Invasive Species Compendium

Detailed coverage of invasive species threatening livelihoods and the environment worldwide

Abstract

Dry and rainy seasons significantly alter the gut microbiome composition and reveal a key Enterococcus sp. (Lactobacillales: Enterococcaceae) core component in Spodoptera frugiperda (Lepidoptera: Noctuidae) corn strain from Northwestern Colombia.

Abstract

Spodoptera frugiperda is a polyphagous pest of several crops of economic importance. Nowadays, the insect is broadly distributed in America and, recently, in Africa, Asia, and Australia. The species has diverged into corn and rice strains. The role of the gut microbiota in insect physiology is relevant due to its participation in crucial functions. However, knowledge of seasonal variations that alter the gut microbiome in pests is limited. Gut microbiome composition between the dry and rainy seasons was analyzed with cultured and uncultured approaches in S. frugiperda corn strain larvae collected at Northwest Colombia, as seasonal microbiome changes might fluctuate due to environmental changes. On the basis of culture-dependent methods, results show well-defined microbiota with bacterial isolates belonging to Enterococcus, Klebsiella (Enterobacteriales: Enterobacteriaceae), Enterobacter (Enterobacterales: Enterobacteriaceae), and Bacillus (Bacillales: Bacillaceae) genera. The community composition displayed a low bacterial diversity across all samples.

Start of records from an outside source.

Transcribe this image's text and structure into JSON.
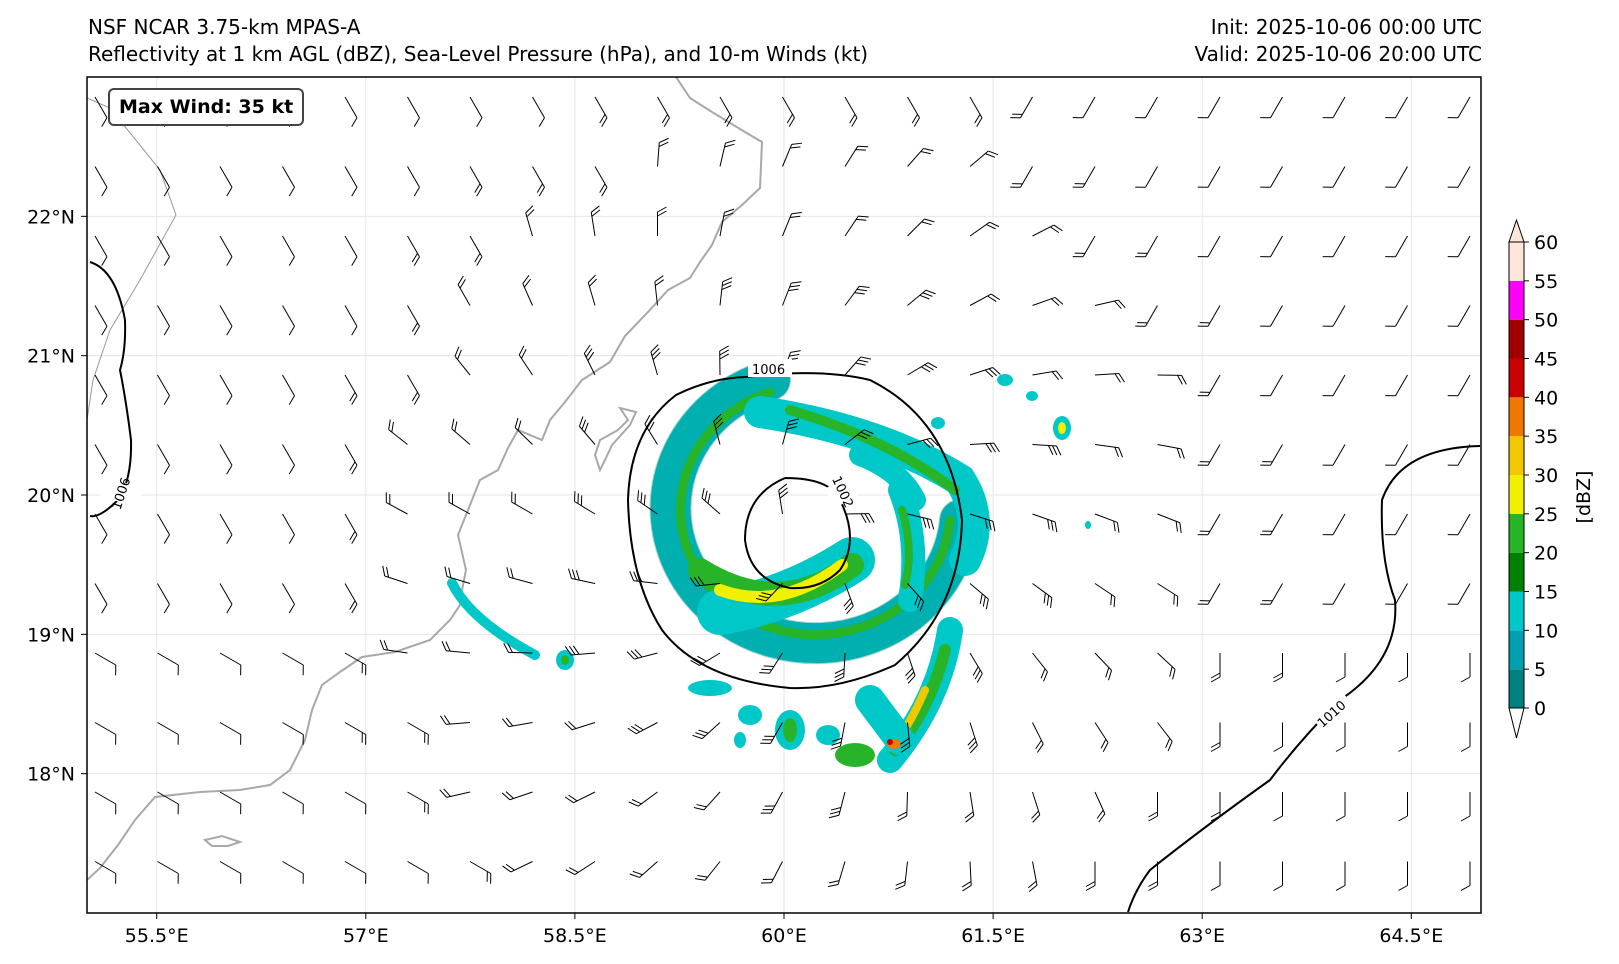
{
  "header": {
    "model": "NSF NCAR 3.75-km MPAS-A",
    "fields": "Reflectivity at 1 km AGL (dBZ), Sea-Level Pressure (hPa), and 10-m Winds (kt)",
    "init": "Init: 2025-10-06 00:00 UTC",
    "valid": "Valid: 2025-10-06 20:00 UTC"
  },
  "badge": {
    "text": "Max Wind: 35 kt"
  },
  "axes": {
    "x_ticks": [
      "55.5°E",
      "57°E",
      "58.5°E",
      "60°E",
      "61.5°E",
      "63°E",
      "64.5°E"
    ],
    "y_ticks": [
      "22°N",
      "21°N",
      "20°N",
      "19°N",
      "18°N"
    ],
    "lon_range": [
      55.0,
      65.0
    ],
    "lat_range": [
      17.0,
      23.0
    ],
    "gridlines": true
  },
  "isobars": [
    {
      "label": "1006"
    },
    {
      "label": "1002"
    },
    {
      "label": "1006"
    },
    {
      "label": "1010"
    }
  ],
  "colorbar": {
    "title": "[dBZ]",
    "ticks": [
      "0",
      "5",
      "10",
      "15",
      "20",
      "25",
      "30",
      "35",
      "40",
      "45",
      "50",
      "55",
      "60"
    ],
    "colors": [
      "#008080",
      "#00a0b0",
      "#00c8c8",
      "#008000",
      "#28b428",
      "#f0f000",
      "#f0c800",
      "#f07800",
      "#c80000",
      "#a00000",
      "#ff00ff",
      "#ffe6d8"
    ]
  },
  "storm": {
    "center_lon": 60.1,
    "center_lat": 19.7
  }
}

The core community detected with uncultured methods was composed of Enterococcus, Erysipelatoclostridium (Erysipelotrichales: Erysipelotrichaceae), Rasltonia (Burkholderiales: Burkholderiaceae), and Rhizobium (Hyphomicrobiales: Rhizobiaceae) genera, and Enterobacteriaceae family members. Significant differences in microbiome diversity were observed between the two seasons. The relative abundance of Erysipelatoclostridium was high in the dry season, while in the phylotype ZOR0006 (Erysipelotrichales: Erysipelotrichaceae) and Tyzzerella (Lachnospirales: Lachnospiraceae) genus, the relative abundance was high in the rainy season. The overall low gut bacterial diversity observed in the S. frugiperda corn strain suggests a strong presence of antagonist activity as a selection factor possibly arising from the host, the dominant bacterial types, or the material ingested. Targeting the stability and predominance of this core microbiome could be an additional alternative to pest control strategies, particularly in this moth.